At those costs the 1L we drink on average a night becomes $1.63 or 16-27% of what my current craft beers are costing me. I'd have to drink 4x more (at a minimum) just to make home brewing as costly as buying. Now, truth be told, most recipes online quote prices higher than that. But generally that means either more complex flavors or higher alcohol or both. And in either case I generally drink less. More flavor and complexity leaves me wanting to savor it more and higher alcohol content means drunk faster which both increases odds of a hangover (not young any more) and decreases ability to taste beer. And, the costlier end of the recipes only seems to about double the cost, which still sees me saving half the price or more.

So, the beer experiment is this. Right now I have 1x5 gallon batch on the go. Once it is bottled I'll likely start another, but this time from an extract recipe. Each time I bottle a batch $50 will go into a fund to buy more equipment (kegerator is what I want next, then maybe a dedicated burner and kettles so I can move up to partial mash or all grain with less headaches).

The hope is that in 3 months time I'm primarily drinking my own beer. In 6 months time, that I my beers are good enough that I don't miss craft beers at all.

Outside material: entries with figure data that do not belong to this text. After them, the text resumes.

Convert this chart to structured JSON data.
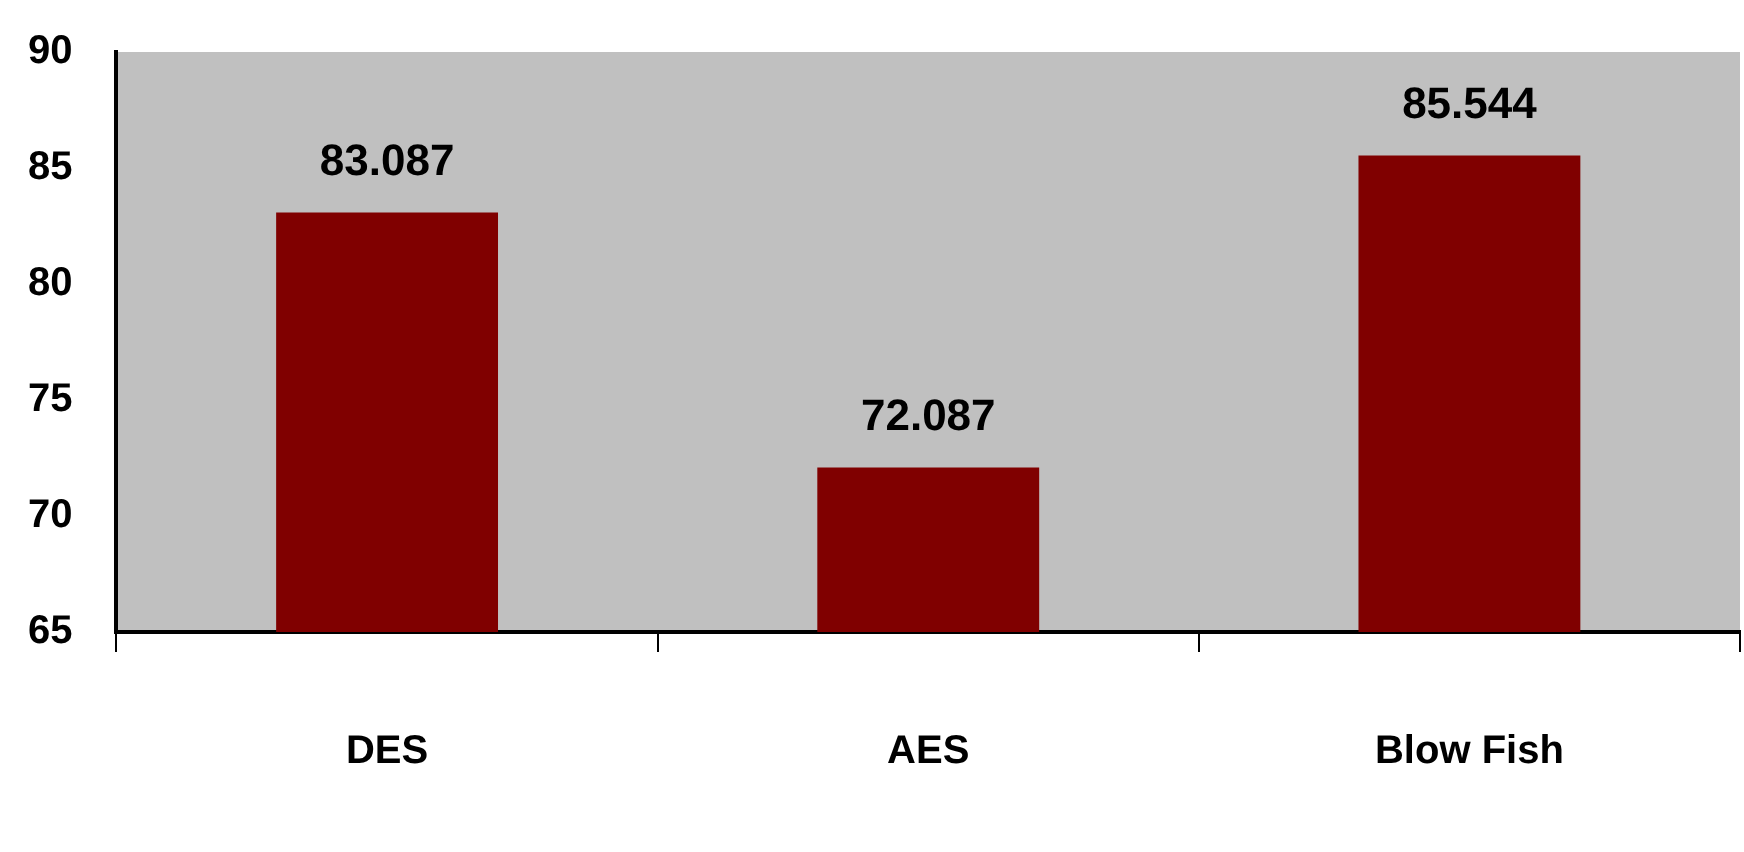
{
  "chart_data": {
    "type": "bar",
    "categories": [
      "DES",
      "AES",
      "Blow Fish"
    ],
    "values": [
      83.087,
      72.087,
      85.544
    ],
    "color": "#800000",
    "ylim": [
      65,
      90
    ],
    "yticks": [
      65,
      70,
      75,
      80,
      85,
      90
    ],
    "data_labels": true,
    "grid": false
  }
}
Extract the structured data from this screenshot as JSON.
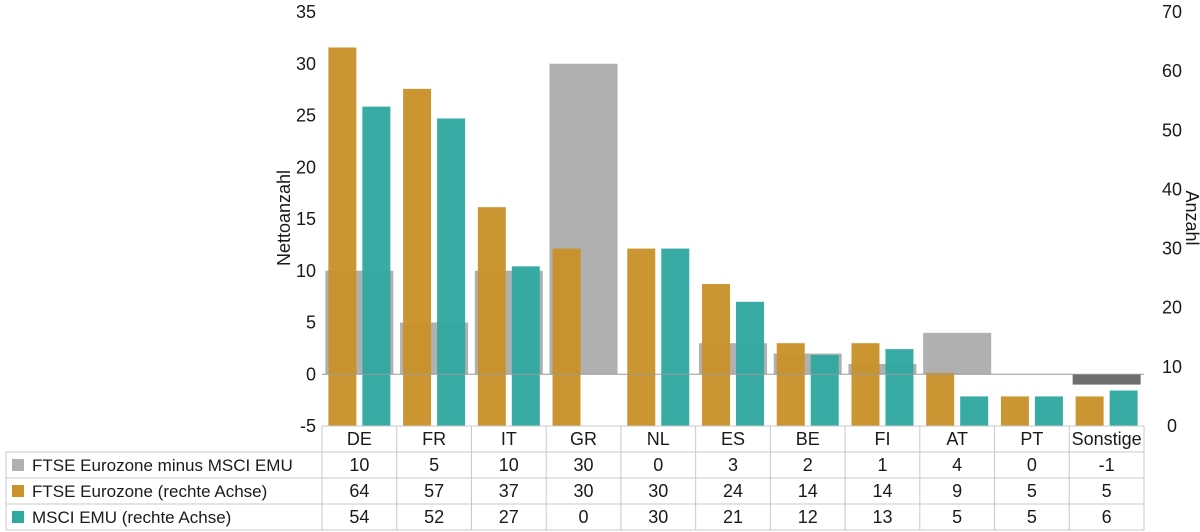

In 1 years time that I have a 2-3 tap kegerator and in 2 years time I'm doing all grain brews at least some of the time.

I don't think the schedule is all that aggressive. I have brewing experience from mead making and I understand beers well enough and have put in a lot of time in research on top of that of late. Putting the $50 aside per batch is to give me incentive to keep going and a small reward for not spending that money on craft beer from the store. If I can drop buying beer and maintain roughly the same rate of consumption even with the $50 "donation" I should actually be saving money. And, if I get up to about 2 batches a month that would be $1200 to put towards a kegerator after the first year.

I'm interested in the kegerator because I really don't look forward to bottling. Sanitizing, priming and filling 25-30 bottles a batch sounds like textbook "not fun". It also supposedly means getting drinkable beer quicker (CO2 cans carbonate in minutes vs 1-2 weeks for secondary ferment). If can get or build one that holds 3+ kegs and has 2-3 taps I'll always have a variety of cold beer that will take me significantly less time to get out of the fermenter.

And, being able to get to a point where I have and can produce enough to keep me from falling back to other sources in a month or less is a HUGE benefit. I don't see my self stopping mead making either. In fact, I think this makes me more excited about that. I'll probably stick to 1 gallon mead batches and use those for special occasions. I already have all of the equipment.

Anyway, time will tell how well I stick to this.